Москва / Modern Moscow. История культуры в рассказах и диалогах (Волков) - страница 188

Восемь с половиной месяцев почтенный профессор, кавалер ордена Трудового Красного Знамени, провел в тюрьме, полгода из них в одиночке. От недоедания у него выпали зубы. Следователи пытались добиться от Нейгауза признания в шпионской деятельности. Он, собрав последние силы, это абсурдное обвинение отрицал, но был вынужден подтвердить, что вел “антисоветские” разговоры со знакомыми и учениками, в том числе с Рихтером и Гилельсом. Однако ни одного, ни другого не тронули.

По отношению к Гилельсу это было понятно: в глазах властей у него была безупречная биография, а его репутация, благодаря всем известной сталинской благосклонности, стояла на недосягаемой высоте.

Другое дело – Рихтер. Как и Нейгауз, он был этническим немцем. Вдобавок его отец, Теофил Рихтер, видная фигура в одесской музыкальной жизни, был в том же году расстрелян за “шпионскую деятельность” в пользу гитлеровцев по приговору военного трибунала Приморской армии. В вину ему было поставлено, в частности, то, что он еще до войны учил игре на фортепиано детей немецкого консула в Одессе.

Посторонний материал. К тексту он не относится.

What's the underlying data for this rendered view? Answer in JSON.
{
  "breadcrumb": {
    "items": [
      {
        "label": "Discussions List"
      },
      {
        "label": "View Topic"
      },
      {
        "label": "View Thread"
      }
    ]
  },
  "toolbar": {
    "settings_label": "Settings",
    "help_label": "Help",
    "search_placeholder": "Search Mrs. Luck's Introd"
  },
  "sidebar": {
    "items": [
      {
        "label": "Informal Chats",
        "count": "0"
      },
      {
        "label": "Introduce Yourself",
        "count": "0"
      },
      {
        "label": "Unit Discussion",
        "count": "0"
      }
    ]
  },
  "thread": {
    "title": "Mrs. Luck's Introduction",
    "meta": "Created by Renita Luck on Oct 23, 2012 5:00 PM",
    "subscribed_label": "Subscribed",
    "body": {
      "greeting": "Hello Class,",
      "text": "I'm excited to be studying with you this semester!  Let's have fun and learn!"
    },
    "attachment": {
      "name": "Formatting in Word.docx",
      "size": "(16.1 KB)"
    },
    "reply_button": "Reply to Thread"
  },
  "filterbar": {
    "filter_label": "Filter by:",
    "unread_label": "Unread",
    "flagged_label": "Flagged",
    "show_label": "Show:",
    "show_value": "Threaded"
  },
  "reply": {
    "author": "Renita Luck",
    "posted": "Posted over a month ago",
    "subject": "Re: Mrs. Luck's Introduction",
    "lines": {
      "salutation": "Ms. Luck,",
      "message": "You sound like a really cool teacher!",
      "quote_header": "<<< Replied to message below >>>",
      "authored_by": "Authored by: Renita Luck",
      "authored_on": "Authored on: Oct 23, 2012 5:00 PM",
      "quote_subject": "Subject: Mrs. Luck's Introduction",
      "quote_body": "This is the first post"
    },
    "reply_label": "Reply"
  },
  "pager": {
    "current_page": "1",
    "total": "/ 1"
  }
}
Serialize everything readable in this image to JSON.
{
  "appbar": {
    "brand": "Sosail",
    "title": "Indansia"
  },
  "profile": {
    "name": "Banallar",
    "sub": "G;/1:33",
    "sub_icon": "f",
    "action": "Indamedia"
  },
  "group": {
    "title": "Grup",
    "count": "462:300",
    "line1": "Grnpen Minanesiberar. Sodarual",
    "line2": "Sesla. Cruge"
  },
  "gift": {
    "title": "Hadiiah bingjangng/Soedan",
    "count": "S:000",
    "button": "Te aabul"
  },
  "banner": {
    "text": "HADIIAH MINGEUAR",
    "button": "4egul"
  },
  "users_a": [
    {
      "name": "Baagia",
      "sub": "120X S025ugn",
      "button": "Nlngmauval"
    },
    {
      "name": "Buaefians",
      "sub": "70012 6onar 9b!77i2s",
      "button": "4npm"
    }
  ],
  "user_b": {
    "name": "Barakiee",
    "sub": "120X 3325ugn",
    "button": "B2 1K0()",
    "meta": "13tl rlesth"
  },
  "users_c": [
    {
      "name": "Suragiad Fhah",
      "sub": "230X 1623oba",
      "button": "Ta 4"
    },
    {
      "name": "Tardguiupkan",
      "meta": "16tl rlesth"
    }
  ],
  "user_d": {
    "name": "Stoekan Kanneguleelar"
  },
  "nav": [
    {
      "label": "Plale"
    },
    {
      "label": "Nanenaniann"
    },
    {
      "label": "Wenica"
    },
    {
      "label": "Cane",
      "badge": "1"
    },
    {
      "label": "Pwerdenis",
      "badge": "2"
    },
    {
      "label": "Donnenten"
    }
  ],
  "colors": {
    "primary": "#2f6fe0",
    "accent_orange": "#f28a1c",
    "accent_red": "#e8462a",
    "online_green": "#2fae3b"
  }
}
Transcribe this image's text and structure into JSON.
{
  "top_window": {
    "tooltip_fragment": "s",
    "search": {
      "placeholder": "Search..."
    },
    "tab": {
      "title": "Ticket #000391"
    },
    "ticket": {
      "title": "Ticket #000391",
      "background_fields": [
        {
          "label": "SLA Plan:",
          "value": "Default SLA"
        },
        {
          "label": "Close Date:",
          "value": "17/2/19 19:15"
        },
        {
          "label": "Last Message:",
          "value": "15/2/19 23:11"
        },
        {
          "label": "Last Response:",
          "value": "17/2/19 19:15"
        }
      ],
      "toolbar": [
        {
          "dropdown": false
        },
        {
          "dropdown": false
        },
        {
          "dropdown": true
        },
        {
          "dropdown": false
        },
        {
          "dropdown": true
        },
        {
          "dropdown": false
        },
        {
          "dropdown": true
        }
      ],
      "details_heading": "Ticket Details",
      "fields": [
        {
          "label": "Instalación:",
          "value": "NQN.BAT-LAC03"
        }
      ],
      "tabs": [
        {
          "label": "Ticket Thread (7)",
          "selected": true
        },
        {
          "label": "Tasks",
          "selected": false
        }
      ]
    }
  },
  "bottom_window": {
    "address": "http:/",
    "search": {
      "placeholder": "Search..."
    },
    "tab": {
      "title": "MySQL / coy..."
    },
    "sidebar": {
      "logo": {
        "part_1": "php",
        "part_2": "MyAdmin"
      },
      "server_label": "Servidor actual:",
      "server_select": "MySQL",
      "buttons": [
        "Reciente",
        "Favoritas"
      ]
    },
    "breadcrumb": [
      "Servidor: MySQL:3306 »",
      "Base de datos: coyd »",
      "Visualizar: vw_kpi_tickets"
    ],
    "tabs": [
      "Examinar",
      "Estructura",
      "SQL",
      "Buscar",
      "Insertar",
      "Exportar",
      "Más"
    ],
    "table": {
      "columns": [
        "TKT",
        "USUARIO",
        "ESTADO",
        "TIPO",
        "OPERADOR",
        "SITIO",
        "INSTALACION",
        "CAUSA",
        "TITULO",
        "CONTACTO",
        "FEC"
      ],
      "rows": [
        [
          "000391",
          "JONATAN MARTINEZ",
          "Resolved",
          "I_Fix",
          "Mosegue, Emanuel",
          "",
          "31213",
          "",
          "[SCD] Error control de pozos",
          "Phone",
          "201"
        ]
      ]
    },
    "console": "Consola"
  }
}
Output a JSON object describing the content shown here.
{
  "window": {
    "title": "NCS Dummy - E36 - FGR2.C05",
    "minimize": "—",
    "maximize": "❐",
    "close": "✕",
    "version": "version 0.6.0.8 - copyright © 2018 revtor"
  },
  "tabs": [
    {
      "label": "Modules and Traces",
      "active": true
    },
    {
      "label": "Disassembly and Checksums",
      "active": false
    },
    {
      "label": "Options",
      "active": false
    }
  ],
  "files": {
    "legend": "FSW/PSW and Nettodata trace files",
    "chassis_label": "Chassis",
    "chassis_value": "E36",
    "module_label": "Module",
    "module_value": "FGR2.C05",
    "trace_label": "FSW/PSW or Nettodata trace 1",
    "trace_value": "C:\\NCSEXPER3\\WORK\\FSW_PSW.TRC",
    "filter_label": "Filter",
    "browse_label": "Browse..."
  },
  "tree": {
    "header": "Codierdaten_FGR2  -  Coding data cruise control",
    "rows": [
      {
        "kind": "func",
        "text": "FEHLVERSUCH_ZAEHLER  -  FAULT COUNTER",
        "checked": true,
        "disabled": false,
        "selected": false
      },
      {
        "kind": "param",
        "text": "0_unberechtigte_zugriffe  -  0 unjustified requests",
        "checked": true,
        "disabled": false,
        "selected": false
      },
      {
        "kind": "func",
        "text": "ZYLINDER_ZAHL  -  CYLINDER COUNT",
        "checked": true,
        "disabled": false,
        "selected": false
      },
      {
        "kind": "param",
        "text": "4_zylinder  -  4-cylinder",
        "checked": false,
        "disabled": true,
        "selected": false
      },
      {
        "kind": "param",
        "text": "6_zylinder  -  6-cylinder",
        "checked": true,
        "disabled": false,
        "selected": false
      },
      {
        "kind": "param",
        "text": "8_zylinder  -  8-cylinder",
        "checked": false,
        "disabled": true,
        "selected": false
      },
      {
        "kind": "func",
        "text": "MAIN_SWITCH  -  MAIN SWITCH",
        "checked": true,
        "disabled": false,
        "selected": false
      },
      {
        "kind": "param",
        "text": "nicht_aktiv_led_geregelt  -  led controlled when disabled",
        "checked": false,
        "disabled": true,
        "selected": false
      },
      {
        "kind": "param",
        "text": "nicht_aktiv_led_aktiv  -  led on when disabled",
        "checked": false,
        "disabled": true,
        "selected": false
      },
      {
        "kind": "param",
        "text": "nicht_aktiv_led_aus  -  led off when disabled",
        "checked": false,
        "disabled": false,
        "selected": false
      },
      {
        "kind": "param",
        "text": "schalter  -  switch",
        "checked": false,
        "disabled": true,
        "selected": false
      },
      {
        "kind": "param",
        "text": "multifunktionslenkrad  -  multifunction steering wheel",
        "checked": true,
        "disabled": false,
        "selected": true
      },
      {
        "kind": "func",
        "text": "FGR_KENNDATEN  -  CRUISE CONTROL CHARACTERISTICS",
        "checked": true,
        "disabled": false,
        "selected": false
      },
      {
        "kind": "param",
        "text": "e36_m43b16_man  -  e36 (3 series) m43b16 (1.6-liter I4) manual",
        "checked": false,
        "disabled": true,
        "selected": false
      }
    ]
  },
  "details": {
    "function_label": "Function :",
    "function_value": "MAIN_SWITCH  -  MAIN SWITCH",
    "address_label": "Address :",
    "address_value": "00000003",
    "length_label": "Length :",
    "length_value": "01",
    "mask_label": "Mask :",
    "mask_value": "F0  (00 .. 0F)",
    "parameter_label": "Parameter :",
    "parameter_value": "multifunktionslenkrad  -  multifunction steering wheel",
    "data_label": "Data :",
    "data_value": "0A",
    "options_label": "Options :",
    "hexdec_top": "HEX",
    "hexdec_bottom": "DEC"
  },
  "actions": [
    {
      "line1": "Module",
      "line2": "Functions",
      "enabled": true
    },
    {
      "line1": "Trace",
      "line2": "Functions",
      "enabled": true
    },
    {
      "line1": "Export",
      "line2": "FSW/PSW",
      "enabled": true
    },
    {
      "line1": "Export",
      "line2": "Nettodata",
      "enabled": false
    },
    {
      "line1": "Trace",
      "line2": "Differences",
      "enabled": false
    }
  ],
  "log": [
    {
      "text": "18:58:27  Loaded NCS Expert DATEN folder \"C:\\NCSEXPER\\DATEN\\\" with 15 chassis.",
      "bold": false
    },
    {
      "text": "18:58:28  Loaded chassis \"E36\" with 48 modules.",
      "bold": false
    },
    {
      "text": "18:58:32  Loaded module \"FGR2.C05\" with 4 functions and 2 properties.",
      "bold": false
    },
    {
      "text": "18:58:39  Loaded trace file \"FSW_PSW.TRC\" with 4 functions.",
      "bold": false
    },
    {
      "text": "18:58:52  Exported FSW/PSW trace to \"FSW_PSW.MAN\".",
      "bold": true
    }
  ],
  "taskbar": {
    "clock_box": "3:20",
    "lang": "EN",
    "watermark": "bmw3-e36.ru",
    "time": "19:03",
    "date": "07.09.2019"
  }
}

Мать Рихтера вместе со своим новым мужем в первый же год войны перебралась в Германию. Об этом, как и о расстреле отца, Рихтер узнал позднее. Но он довольно рано почувствовал, что находится под надзором советской секретной полиции. Как вспоминал Рихтер: “За мной велась слежка”.

Друзей Рихтера вызывали на допросы в НКВД и расспрашивали о нем, но его самого не арестовали. Тем не менее он, малоизвестный еще в ту пору музыкант, да еще со столь сомнительной для “компетентных органов” анкетой, вряд ли мог помочь попавшему в беду Нейгаузу, которого называл вторым отцом.

Это сделал, по свидетельствам знакомых с ситуацией людей, Гилельс, “пасынок” Нейгауза. Он использовал все свои связи на высшем уровне, чтобы приговор профессору оказался сравнительно мягким. В обвинительном заключении значилось: “Сознался частично. Изобличается агентурными материалами”. Нейгауза выслали из Москвы на Урал, где он преподавал в местной консерватории, а в 1944 году ему разрешили вернуться в Москву.

* * *

Гилельс, когда началась война, записался добровольцем в так называемое народное ополчение. Судьба многих ополченцев оказалась трагичной. Их использовали как пушечное мясо. Но Сталин, человек исключительной жестокости, легко посылавший людей на смерть, творческую элиту берег. Для Гилельса было найдено иное применение.

Он выступал в воинских госпиталях и перед красноармейцами, готовящимися к отправке на фронт. Считалось, что это поднимает их боевой дух. Гилельс играл в осажденном немцами Ленинграде, сопровождаемый звуками артиллерийской канонады. В промерзшем филармоническом зале слушатели сидели в ватниках, не снимая ушанок.